Background/Objectives. We aimed to investigate the incidence and clinical outcome of coronary artery bypass grafting (CABG) performed in contemporary patients with ST-elevation myocardial infarction (STEMI) within 30 days after presentation.Methods. All 1071 patients enrolled in the Thrombus Aspiration during Percutaneous coronary intervention in Acute myocardial infarction Study (TAPAS) were included in this analysis. CABG was indicated for both ischaemic and anatomical reasons according to the current treatment guidelines for STEMI. For all surgical as well as non-surgical patients, clinical outcome was assessed at both 30 days and one year. Results. CABG was performed within 30 days of presentation in 59/1071 (5.5%) patients, in 13 (22%) within 24 hours, in eight (14%) between one and three days, and in 38 (64%) between four and 30 days. Compared with non-surgical patients, surgical patients required more initial intra-aortic balloon pump support (33 vs. 5%, p<0.001) and more often had multi-vessel disease (p<0.001). Overall, rethoracotomy was performed in 9/59 (15%) patients. In patients operated within three days, the rethoracotomy rate was markedly higher than after three days (33 vs. 5%, p=0.004).

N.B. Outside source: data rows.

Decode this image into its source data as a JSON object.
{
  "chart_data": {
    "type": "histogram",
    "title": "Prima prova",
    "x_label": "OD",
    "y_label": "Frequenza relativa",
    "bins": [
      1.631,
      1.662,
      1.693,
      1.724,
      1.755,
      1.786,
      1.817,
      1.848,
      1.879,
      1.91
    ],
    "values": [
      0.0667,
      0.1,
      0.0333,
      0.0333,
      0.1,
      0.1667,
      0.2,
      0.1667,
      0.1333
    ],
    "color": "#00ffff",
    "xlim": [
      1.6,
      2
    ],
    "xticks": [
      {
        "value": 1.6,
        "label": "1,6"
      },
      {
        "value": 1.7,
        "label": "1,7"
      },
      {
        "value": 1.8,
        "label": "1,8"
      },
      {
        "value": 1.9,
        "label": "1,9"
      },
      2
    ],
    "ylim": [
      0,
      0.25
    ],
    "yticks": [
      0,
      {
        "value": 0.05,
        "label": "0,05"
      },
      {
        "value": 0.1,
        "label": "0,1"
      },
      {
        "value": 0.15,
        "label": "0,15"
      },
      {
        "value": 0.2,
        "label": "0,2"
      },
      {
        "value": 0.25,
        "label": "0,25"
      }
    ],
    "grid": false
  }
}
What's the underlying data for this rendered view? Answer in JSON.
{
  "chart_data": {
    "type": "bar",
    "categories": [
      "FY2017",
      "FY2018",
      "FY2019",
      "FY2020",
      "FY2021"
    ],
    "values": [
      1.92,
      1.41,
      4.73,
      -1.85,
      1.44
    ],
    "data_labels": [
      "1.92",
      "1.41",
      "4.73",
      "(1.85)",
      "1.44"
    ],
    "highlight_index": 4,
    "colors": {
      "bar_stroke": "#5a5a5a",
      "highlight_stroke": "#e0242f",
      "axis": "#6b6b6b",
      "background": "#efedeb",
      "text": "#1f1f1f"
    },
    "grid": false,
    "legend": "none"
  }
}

Cardiac mortality at 30 days and one year was 1.7% in the surgical group and 3.2 and 5.3%, respectively, in the non-surgical group. Conclusion. STEMI patients treated with CABG within three days after presentation are at increased risk of rethoracotomy. However, despite this higher incidence of surgical complications and multiple high-risk features at presentation, surgical management during the acute and subacute phase is associated with excellent 30-day and one-year survival. (Neth Heart J 2010;18:348-54.).